Pagi itu saya terbangun dengan cuaca yang kurang bersahabat. Pada hari itu, saya dan teman saya, Putrie selaku relawan Ocean Defender di Greenpeace akan mengikuti rangkaian acara Birding Trip yang diselenggarakan oleh organisasi Burung Indonesia di Pulau Rambut.

Pulau Rambut merupakan pulau tak berpenghuni dengan luas 90 hektar yang bertempat di Kepulauan Seribu, DKI Jakarta. Konon pulau ini merupakan habitat dari kurang lebih 50 macam spesies burung di daerah Pulau Jawa dengan jumlah sekitar 20.000 ekor burung.

Pada tahun 1936, Pulau Rambut dijadikan sebagai cagar alam di bawah pemerintahan Hindia Belanda. Hingga akhirnya pada tahun 1999, Pulau Rambut dijadikan sebagai kawasan suaka margasatwa yang resmi dikelola oleh Balai Konservasi Sumber Daya Alam DKI Jakarta (BKSDA DKI Jakarta).

Kami memulai perjalanan dari Plaza Semanggi menuju ke Tanjung Pasir sebelum akhirnya melanjutkan perjalanan dengan menggunakan kapal nelayan. Sesampainya di sana, kami disambut dengan pemandangan sampah yang berserakan di sepanjang pantai Tanjung Pasir.

Hal ini mungkin disebabkan dengan masyarakat yang berjualan di sekitar pantai. Minimnya kesadaran masyarakat dalam mengurangi limbah plastik membuat pantai yang seharusnya bersih menjadi tidak enak dipandang.
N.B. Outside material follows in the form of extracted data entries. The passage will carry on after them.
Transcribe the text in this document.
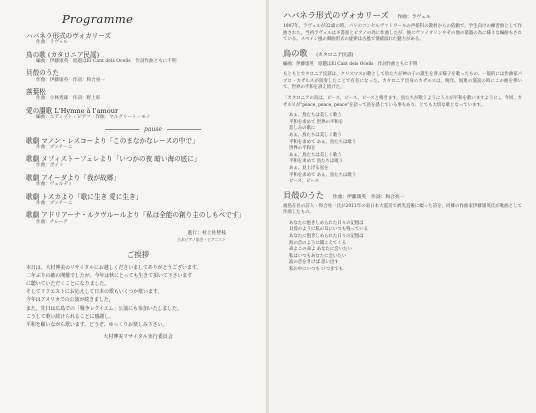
Programme
ハバネラ形式のヴォカリーズ
作曲：ラヴェル
鳥の歌 (カタロニア民謡)
編曲：伊藤康英　原題はEl Cant dels Ocells　作詞作曲ともに不明
貝殻のうた
作曲：伊藤康英　作詞：和合亮一
落葉松
作曲：小林秀雄　作詞：野上彰
愛の讃歌 L'Hymne à l'amour
編曲：エディット・ピアフ　作曲：マルグリート・モノ
pause
歌劇 マノン・レスコーより「このまなかなレースの中で」
作曲：プッチーニ
歌劇 メフィストーフェレより「いつかの夜 暗い海の底に」
作曲：ボイト
歌劇 アイーダより「我が故郷」
作曲：ヴェルディ
歌劇 トスカより「歌に生き 愛に生き」
作曲：プッチーニ
歌劇 アドリアーナ・ルクヴルールより「私は全能の創り主のしもべです」
作曲：チレーア
進行：村上佐智枝
日本ピアノ協会・ピアニスト
ご挨拶

本日は、大村博美のリサイタルにお越しくださいましてありがとうございます。

二年ぶりの敵の開催でしたが、今年は秋にとっても生きて頂いて下さいます

に聴いていただくことになりました。

そしてリクエストにお応えして日本の歌もいくつか歌います。

今年はアメリカでの公演が続きました。

また、先日は広島での「戦争レクイエム」公演にも参加いたしました。

こうして歌い続けられることに感謝し、

平和を願いながら歌います。どうぞ、ゆっくりお楽しみ下さい。

大村博美リサイタル実行委員会
ハバネラ形式のヴォカリーズ 作曲：ラヴェル

1907年、ラヴェルが32歳の時、パリのコンセルヴァトワールの声楽科の教材からの依頼で、学生向けの練習曲として作曲された。当初ラヴェルはギ書面とピアノの為に作曲したが、後にヴァイオリンやその他の楽器の為に様々な編曲もされている。スペイン風の舞曲形式の旋律は古風で情緒溢れた魅力がある。

鳥の歌 (カタロニア民謡)
編曲：伊藤康英　原題はEl Cant dels Ocells　作詞作曲ともに不明

もともとカタロニア民謡は、クリスマスの歌として鳥たちが神の子の誕生を喜ぶ様子を歌ったもの。一般的には作曲家パブロ・カザルスが演奏したことで有名になった。カタロニア出身のカザルスは、晩年、国連の演説の時にこの曲を弾いて、世界の平和を訴え続けた。

「カタロニアの鳥は、ピース、ピース、ピースと鳴きます。鳥たちが歌うように人々が平和を歌いますように」。今回、カザルスが"peace, peace, peace"を語って鳥を感じている事もあり、とても大切な歌となっています。

あぁ、鳥たちは美しく歌う
平和を求めて 世界の平和を
悲しみの歌に
あぁ、鳥たちは美しく歌う
平和を求めて あぁ、鳥たちは歌う
世界の平和を
あぁ、鳥たちは美しく歌う
平和を求めて 鳥たちは歌う
あぁ、見上げる星を
平和を求めて あぁ、鳥たちは歌う
ピース、ピース
貝殻のうた 作曲：伊藤康英　作詞：和合亮一

福島在住の詩人・和合亮一氏が2011年の東日本大震災で被災直後に綴った詩を、同郷の作曲家伊藤康英氏が歌曲として作曲したもの。

あなたに抱きしめられた日々の記憶は
貝殻のように私の耳にいつも残っている
あなたに抱きしめられた日々の記憶は
海の音のように聞こえてくる
命よこの命よ あなたに会いたい
私はいつもあなたに会いたい
波の音をきけば 思い出す
私の中にいつも いつまでも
WhatsApp Image 2019-01-25 at 12.04.23.jpeg

Cuaca yang tak kunjung membaik membuat kami harus menunda perjalanan karena angin yang terlalu kencang dan hujan yang mulai turun dengan derasnya. Sembari menunggu, kami memperkenalkan diri satu-persatu.

Beberapa di antara peserta yang akan mengikuti rangkaian acara Birding Trip ini, ternyata merupakan orang-orang yang sudah sering melakukan penelitian di Pulau Rambut sehingga mereka tidak asing lagi dengan kegiatan yang akan kami lakukan hari itu.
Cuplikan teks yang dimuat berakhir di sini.